El Pertiguero

Hablamos de cofradías

La Tertulia

«Minicuentos de Navidad» por Ángel Rodríguez Aguilocho

(Navidad 2016)


Érase una vez una calle abierta a la vida. Su suelo combinaba colores y los días de humedad, las personas que la cruzaban tenían la sensación de ir resbalándose constantemente. Olía constantemente a churros recién hechos, tenía el eco de una máquina de afilar cuchillos y tijeras, y a veces, al fondo, se oía el eco de alguna gitana de esas que vendían ajos y tagarninas recién cogidas. En sus aceras, abrían sus puertas viejos negocios, de esos que ya no quedan. Donde podías comprar un batín o unas babuchas, o donde podías regalarle un ramo de flores a aquella niña que te enamoraba. Pero llegaba la Navidad, y una de aquellas tiendas parecía renacer como un volcán en erupción. Sus enormes cristaleras, parecían provocar el efecto de un embudo que hacía que cada chaval que por ella pasaba, cogiera con fuerza la mano de su madre o de su padre y tirara de ella en busca de aquel efímero reino de los sueños. En aquellos grandes escaparates, los niños dejaban marcadas las palmas de sus manos e incluso de sus narices, mientras sus ojos se perdían buscando la altura de una montaña de juguetes y muñecas que parecían no acabarse nunca, mientras un trasiego de bolsas y papeles de regalo a sus espaldas, daban forma a una de las noches más mágicas del año. Luego, la Navidad pasaba…y aquella tienda y aquella calle volvían a la monotonía. Hasta que la monotonía se volvió infinita… Y ya nunca nada en aquel enorme escaparate volvió a ser lo que era. Como en tantos sitios. Como tantas cosas… Y lo que era una señal inequívoca de que estábamos en Navidad, desapareció para siempre.

 

Tengo un amigo que dice que no cree en nada. O que cree que no cree en nada. O que quiere creer que no cree en nada. Yo en el fondo lo que creo…es que cree en muchas más de lo que él mismo piensa. Vaya trabalenguas ¿no? Es uno de muchos, a los que la vida le ha venido casi marcada desde hace muchos años. De esos que lleva desde pequeño una mochila en la que alguien le metió algo, y que por más que lo intenta …no acaba de conseguir sacarlo para siempre. Pero a veces hay gestos, recuerdos, símbolos, imágenes… que le hacen dudar de nuevo casi de todo. Como si su cabeza estuviera metida en una enorme coctelera de la que intenta salir aunque sea solo por un momento para coger un poco de aire.
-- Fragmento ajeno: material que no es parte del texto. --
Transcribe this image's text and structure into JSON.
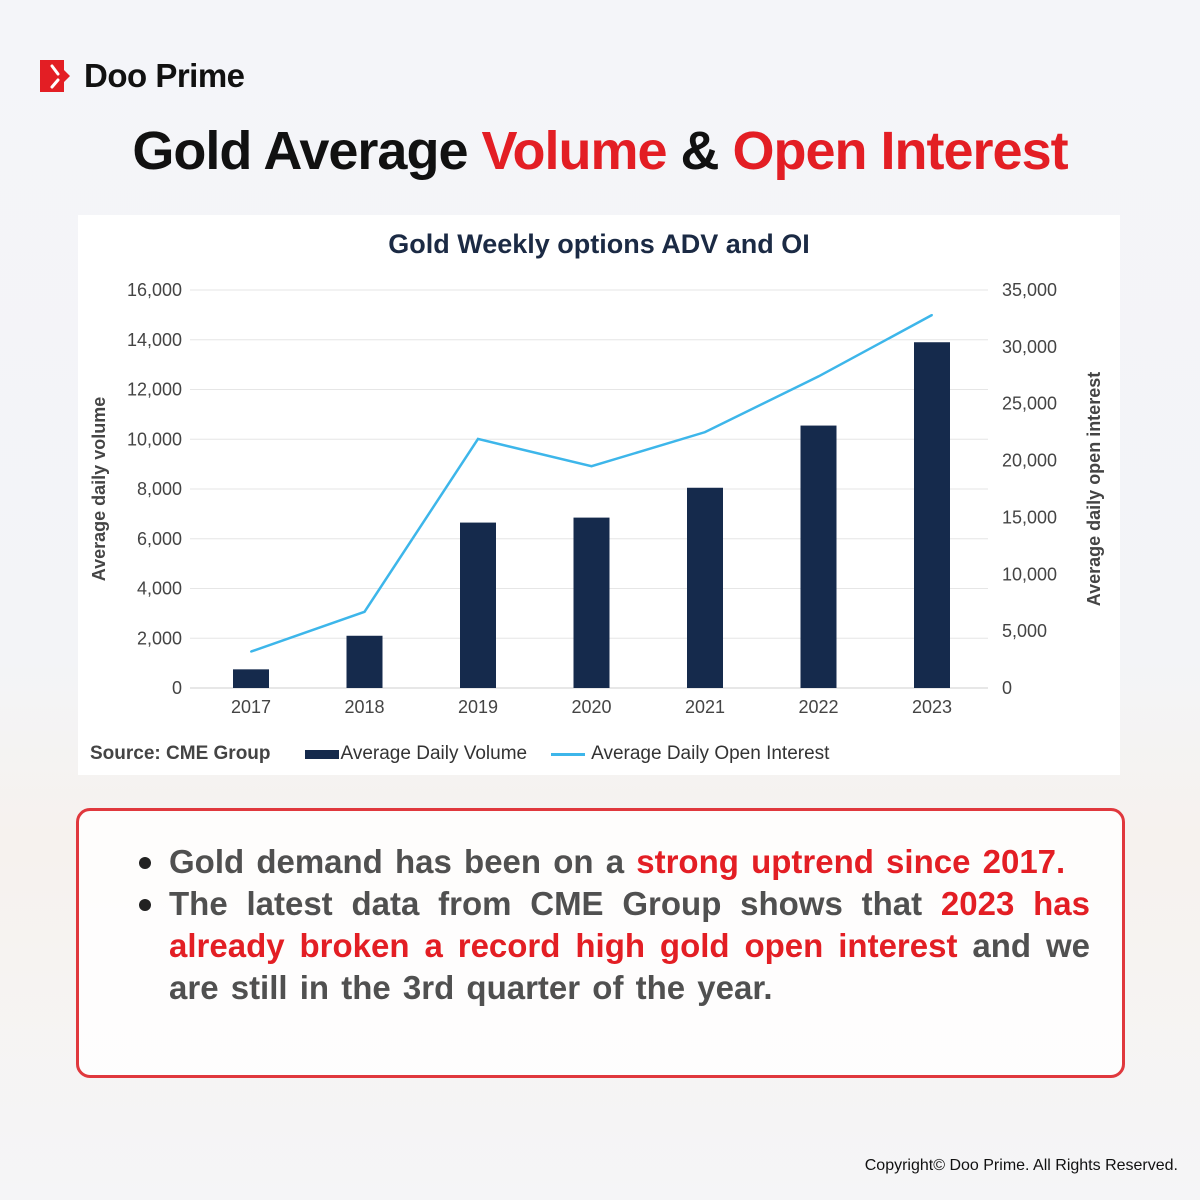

Como si sus dos verdades pelearan de vez en cuando para ver quien se lleva el gato al agua. Y se acerca la Navidad… Esa fiesta en la que medio mundo celebra el nacimiento de Jesús y el otro medio, aunque parezca rocambolesco, no sabe muy bien que es lo que celebra. Pero el caso, es que lo celebra. Y como un gesto más, casi sin saber aún si cree o no, volverá a reunirse con su familia para brindar y echar unas risas y quién sabe si quizás también alguna lágrima. Un día un amigo le dijo, que si nos empeñamos en echarle las culpas a Dios de todo lo malo que nos pasa, también deberíamos darle las gracias por todo lo bueno que nos da… Y en eso consiste al fin y al cabo la Nochebuena. Pero más en dar gracias, que en echar culpas. Todo sea dicho. Que la disfrutes amigo… Sé que lo harás.


Érase una vez un hombre enamorado de los Reyes Magos de Oriente. Solo pensar en la noche del cinco de Enero le erizaba la piel, y disfrutaba de la cabalgata y de todo lo que con ellos se relacionaba como un auténtico niño. Le gustaba fijarse en sus figuras cuando iba a ver los belenes, y se preocupó de enseñarle a sus hijos a vivir aquel misterio que hace que siempre aquellos tres hombres buenos sean capaces de cumplir casi todo lo que pedimos. Tan fanático se volvió de ellos, que empezó a cogerle verdadera manía a aquel personaje de rojo y blanco que venido no sabía bien de donde, le había quitado parte de su parcela a aquellos tres a los que tanto veneraba. Pero las cosas de la vida, por razones que no vienen al caso, aquel hombre no tuvo más remedio y un buen día, allá que estaba en aquel centro comercial enorme de techos inalcanzables y laberintos de escaleras mecánicas, vestido de Papá Noel, un gorro blanco y rojo con su borla, con una campana en la mano y soltando de vez en cuando un JO-JO-JO…que se perdía irremediablemente entre el bullicio de la gente que se afanaba en hacer sus compras. De pronto, reparó en que un niño de poca edad, con un paquete de golosinas en la mano se quedaba como embobado mirándolo. “Hombre…alguien que por fin me hace caso” pensó. Así que decidió acercarse a él, se agachó hasta ponerse a su altura y medio susurrando le dijo. “Y tú ¿Qué me vas a pedir que te lleve el día de Navidad?”. A lo que el niño sin dudarlo contestó: “No creo en ti. Eres solo un tío disfrazado… Yo solo creo en los Reyes Magos…” Aquel hombre se apartó de la cara del niño asombrado por la respuesta. Pero tras unos segundos de silencio volvió a acercarse y le dijo aún más bajito: “¿Pues sabes que te digo…? Que ya somos dos… “ Y dejó a aquel niño con la boca abierta y su bolsa de chucherías, mientras hacía sonar su campana alejándose entre la gente.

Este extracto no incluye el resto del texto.